Het hof acht daarom ambtshalve redenen aanwezig om de voorlopige hechtenis van verdachte onder voorwaarden te schorsen, omdat na afweging van alle betrokken belangen het persoonlijk belang van verdachte bij schorsing van de voorlopige hechtenis zwaarder moet wegen dan het maatschappelijk en strafvorderlijk belang bij voortzetting daarvan. De schorsing zal ingaan op 4 december 2020 om 10.00 uur, om op deze wijze verdachte en eventuele hulpverleners de gelegenheid te geven de opvang van verdachte voor te bereiden. De beslissing tot schorsing van de voorlopige hechtenis zal bij afzonderlijke beslissing worden geminuteerd.

BESLISSING

Het hof:
Heropent het onderzoek.
Draagt de advocaat-generaal op de medische verklaring en de bevindingen van de geneesheer-directeur van GGZ-instelling Mediant aan het dossier toe te voegen.

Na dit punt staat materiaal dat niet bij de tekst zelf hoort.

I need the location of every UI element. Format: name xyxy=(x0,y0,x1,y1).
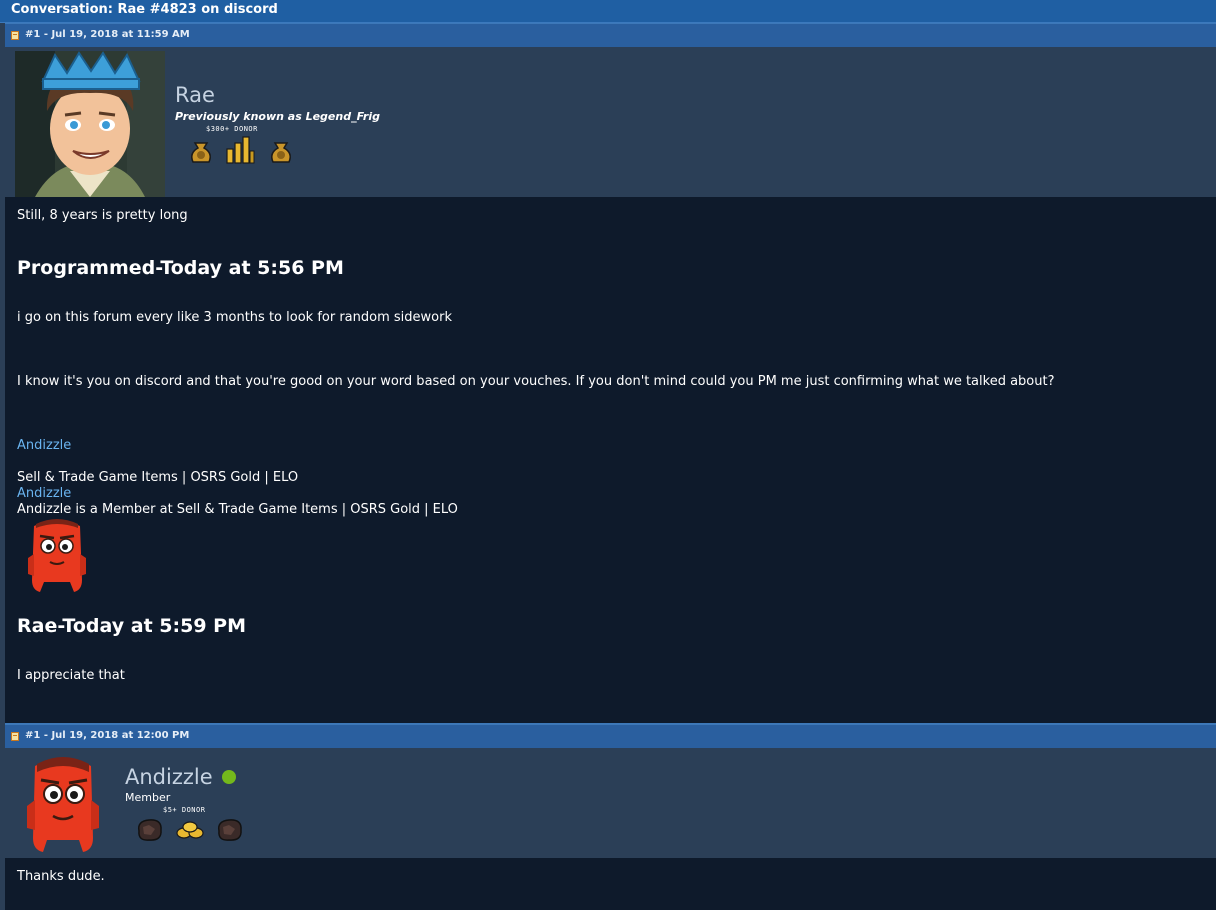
post-permalink[interactable]: #1 - Jul 19, 2018 at 12:00 PM xyxy=(25,730,189,741)
post-permalink[interactable]: #1 - Jul 19, 2018 at 11:59 AM xyxy=(25,29,190,40)
post-header: #1 - Jul 19, 2018 at 11:59 AM xyxy=(5,23,1216,47)
member-description-text: Andizzle is a Member at Sell & Trade Gam… xyxy=(17,502,458,517)
user-link[interactable]: Andizzle xyxy=(17,438,71,453)
username-link[interactable]: Andizzle xyxy=(125,765,213,789)
message-text: I know it's you on discord and that you'… xyxy=(17,374,1055,389)
avatar-illustration xyxy=(15,51,165,197)
dark-ore-icon xyxy=(217,819,242,841)
mascot-avatar-image xyxy=(28,519,86,592)
message-text: I appreciate that xyxy=(17,668,125,683)
mascot-avatar-image xyxy=(27,757,99,852)
user-panel: Andizzle Member $5+ DONOR xyxy=(5,748,1216,858)
gold-sack-icon xyxy=(271,142,291,163)
site-name-text: Sell & Trade Game Items | OSRS Gold | EL… xyxy=(17,470,299,485)
donor-label: $5+ DONOR xyxy=(163,806,206,814)
title-bar: Conversation: Rae #4823 on discord xyxy=(0,0,1216,23)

Bepaalt dat het onderzoek zal worden hervat tegen een nog nader te bepalen terechtzitting.
Bepaalt dat de raadsheren mrs. Van Wees, Lensing en Van Waarden op die nader te bepalen terechtzitting deel moeten uitmaken van de samenstelling.
Om de klemmende redenen dat het zittingsrooster van het hof een eerdere behandeling van de zaak niet toelaat, wordt het onderzoek langer dan een maand, maar niet langer dan drie maanden geschorst.
Beveelt de oproeping van de verdachte tegen het nog nader te bepalen tijdstip, met tijdige kennisgeving daarvan aan de raadsman van de verdachte.
Aldus gewezen door
mr. M.E. van Wees, voorzitter,
mr. J.A.W. Lensing en mr. A. van Waarden, raadsheren,
in tegenwoordigheid van mr. C.J. Broersma, griffier,
en op 27 november 2020 ter openbare terechtzitting uitgesproken.